2 R Markdown

2.1 Source

The source for this file is https://raw.githubusercontent.com/cjgeyer/Orientation2018/master/01-rmarkdown.Rmd.

To fully understand it you have to compare what you see here (output) to the the source. So open the source in another tab in your browser.

2.2 What is It, and Why do I Want It?

2.2.1 What is It?

R markdown is the latest in a long line of R packages that provide

and

using R.

It allows you to mix R code that is executed in the production of the document with a document. Of course plain code with comments goes a little way to explaining code, but literate programming is much better.

R markdown can be converted to output formats other than HTML. Among these are PDF, Microsoft Word, and e-book formats. Other output formats are explained in the Rmarkdown documentation.

2.2.2 Newbie Data Analysis

The way most newbies use R or any other statistical package is to dive right in

  • typing commands into R,

  • typing commands into a file and cut-and-pasting them into R, or

  • using RStudio.

None of these actually document what was done because commands get edited a lot.

If you are in the habit of saving your workspace when you leave R or RStudio, can you explain exactly how every R object in there was created? Starting from raw data? Probably not.

If you work this way, you are never an “expert” even if you have 50 years experience. You are also not doing reproducible research.

2.2.3 Expert Data Analysis

The way experts use plain R is to type commands into a file, say foo.R and use

R CMD BATCH --vanilla foo.R

to run R (from the operating system command line) to do the analysis.

There are several ways experts use literate programming with R. Type commands with explanations into an R Markdown file, and render it in a clean R environment (empty global environment). Either start R with a clean global environment via

R --vanilla

and do

library(rmarkdown)
render("foo.Rmd")

or start RStudio with a clean global environment (on the “Tools” menu, select “Global Options” and uncheck “Restore .RData into workspace at startup”, then close and restart) load the R Markdown file and click “Knit”.

Or use an older competitor of R Markdown, such as R function Sweave or R package knitr.

The important thing is using a clean R environment so all calculations are fully reproducible.
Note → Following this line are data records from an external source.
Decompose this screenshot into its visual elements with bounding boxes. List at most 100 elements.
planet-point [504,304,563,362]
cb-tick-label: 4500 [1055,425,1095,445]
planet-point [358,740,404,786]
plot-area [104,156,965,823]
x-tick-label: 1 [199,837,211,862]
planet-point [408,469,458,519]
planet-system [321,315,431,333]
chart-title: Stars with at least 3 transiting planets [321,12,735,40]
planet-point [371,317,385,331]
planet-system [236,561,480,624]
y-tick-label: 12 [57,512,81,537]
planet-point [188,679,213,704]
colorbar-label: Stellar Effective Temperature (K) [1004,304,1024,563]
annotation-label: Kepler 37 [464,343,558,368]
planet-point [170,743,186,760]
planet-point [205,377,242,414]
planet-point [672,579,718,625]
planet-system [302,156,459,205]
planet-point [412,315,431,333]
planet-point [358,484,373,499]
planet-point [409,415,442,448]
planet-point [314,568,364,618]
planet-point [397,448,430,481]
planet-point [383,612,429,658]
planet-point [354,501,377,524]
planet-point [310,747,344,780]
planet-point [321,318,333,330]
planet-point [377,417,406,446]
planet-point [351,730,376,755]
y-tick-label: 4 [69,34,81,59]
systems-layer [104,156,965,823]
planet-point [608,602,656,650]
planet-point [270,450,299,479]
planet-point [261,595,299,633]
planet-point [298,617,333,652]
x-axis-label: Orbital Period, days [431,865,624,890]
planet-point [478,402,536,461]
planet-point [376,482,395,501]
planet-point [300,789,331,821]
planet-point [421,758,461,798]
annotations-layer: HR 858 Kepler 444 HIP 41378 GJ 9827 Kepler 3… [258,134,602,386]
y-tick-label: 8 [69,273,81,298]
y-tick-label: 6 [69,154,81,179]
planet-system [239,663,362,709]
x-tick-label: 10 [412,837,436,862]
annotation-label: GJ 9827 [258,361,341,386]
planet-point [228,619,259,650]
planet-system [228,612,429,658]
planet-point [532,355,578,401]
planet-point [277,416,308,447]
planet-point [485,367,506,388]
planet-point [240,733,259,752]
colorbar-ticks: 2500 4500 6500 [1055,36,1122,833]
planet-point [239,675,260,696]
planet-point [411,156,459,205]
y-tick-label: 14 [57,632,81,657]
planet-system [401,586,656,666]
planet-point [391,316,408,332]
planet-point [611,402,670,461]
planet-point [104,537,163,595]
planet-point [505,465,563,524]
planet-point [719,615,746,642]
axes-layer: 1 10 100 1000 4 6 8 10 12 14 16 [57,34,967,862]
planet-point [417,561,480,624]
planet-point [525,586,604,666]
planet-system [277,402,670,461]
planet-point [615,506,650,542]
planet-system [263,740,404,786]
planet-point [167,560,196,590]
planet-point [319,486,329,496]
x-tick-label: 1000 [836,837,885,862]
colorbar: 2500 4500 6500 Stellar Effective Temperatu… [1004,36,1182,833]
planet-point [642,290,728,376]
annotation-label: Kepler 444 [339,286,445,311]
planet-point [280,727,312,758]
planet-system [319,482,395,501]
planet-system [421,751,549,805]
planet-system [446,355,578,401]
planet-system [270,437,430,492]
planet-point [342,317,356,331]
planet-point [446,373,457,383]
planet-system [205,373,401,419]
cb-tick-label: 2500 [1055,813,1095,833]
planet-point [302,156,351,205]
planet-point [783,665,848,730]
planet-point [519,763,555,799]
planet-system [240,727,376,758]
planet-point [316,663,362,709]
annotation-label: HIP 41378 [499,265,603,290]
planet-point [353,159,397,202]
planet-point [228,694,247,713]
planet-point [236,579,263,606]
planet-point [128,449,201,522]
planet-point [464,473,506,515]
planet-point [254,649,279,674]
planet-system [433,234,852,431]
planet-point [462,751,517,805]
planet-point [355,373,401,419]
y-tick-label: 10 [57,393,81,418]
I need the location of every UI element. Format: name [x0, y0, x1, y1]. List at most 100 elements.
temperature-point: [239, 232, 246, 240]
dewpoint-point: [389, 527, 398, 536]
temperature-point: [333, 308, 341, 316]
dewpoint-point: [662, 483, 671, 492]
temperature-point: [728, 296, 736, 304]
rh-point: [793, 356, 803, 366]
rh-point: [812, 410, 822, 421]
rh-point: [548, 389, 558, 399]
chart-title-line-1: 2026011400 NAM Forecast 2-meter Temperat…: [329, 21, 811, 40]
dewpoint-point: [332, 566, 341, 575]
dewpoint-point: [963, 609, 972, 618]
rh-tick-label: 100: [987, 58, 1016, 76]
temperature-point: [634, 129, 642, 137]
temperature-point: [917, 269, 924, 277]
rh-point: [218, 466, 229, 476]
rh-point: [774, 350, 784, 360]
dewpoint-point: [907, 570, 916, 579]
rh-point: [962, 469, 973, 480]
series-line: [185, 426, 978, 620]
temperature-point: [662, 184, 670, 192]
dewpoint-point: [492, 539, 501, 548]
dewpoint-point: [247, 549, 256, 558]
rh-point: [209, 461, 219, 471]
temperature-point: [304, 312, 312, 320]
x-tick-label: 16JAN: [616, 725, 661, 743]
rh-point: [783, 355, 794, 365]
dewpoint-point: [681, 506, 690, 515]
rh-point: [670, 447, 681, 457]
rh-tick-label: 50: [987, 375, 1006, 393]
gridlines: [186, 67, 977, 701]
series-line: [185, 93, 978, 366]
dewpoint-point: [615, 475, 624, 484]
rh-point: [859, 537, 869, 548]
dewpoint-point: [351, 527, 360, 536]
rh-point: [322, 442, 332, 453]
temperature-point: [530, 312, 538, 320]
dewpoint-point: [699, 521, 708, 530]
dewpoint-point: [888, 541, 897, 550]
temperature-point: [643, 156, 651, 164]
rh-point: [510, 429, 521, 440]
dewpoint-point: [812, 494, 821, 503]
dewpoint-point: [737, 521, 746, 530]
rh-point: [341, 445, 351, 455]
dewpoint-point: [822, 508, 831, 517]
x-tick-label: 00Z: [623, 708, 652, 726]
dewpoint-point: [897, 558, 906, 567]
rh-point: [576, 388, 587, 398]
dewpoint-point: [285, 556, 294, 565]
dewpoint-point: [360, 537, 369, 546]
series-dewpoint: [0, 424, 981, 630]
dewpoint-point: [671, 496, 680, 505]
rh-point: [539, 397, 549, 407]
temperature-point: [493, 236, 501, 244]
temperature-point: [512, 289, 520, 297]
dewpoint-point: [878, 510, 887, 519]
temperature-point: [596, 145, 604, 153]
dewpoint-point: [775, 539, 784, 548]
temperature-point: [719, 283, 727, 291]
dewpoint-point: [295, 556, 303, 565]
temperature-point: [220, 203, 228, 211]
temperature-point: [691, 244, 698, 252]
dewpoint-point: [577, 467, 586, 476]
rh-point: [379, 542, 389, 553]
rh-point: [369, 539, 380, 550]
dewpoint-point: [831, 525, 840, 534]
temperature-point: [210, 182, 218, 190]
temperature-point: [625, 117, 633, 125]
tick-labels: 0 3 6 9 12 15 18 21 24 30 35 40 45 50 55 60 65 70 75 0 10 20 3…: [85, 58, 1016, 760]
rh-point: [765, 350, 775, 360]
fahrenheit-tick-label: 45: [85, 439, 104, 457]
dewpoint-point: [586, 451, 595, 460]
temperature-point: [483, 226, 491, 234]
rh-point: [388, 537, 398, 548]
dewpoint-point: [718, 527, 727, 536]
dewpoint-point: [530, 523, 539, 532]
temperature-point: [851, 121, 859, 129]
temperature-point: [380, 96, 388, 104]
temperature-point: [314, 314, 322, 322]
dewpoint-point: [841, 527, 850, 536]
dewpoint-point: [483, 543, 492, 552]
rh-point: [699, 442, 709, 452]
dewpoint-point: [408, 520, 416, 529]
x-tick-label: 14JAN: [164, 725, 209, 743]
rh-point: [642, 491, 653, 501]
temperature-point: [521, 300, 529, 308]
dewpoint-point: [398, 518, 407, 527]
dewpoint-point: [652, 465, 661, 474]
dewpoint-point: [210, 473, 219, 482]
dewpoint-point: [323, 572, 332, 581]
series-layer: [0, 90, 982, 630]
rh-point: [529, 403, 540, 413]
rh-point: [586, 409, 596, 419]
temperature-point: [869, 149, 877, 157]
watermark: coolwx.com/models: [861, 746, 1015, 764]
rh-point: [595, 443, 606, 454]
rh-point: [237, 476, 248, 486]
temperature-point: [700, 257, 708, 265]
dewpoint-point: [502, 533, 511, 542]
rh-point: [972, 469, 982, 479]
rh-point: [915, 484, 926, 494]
Same results every time the analysis is rerun by you or by anybody, anywhere, on any computer that has R.

That’s (the computing part of) reproducible research!

2.2.4 No Snarf and Barf

Snarf and barf is a colorful hacker term for cut and paste.

When doing reproducible research you must never snarf and barf. It will inevitably get out of date so snarf-and-barfed output does not match the code in the document that purportedly produces it.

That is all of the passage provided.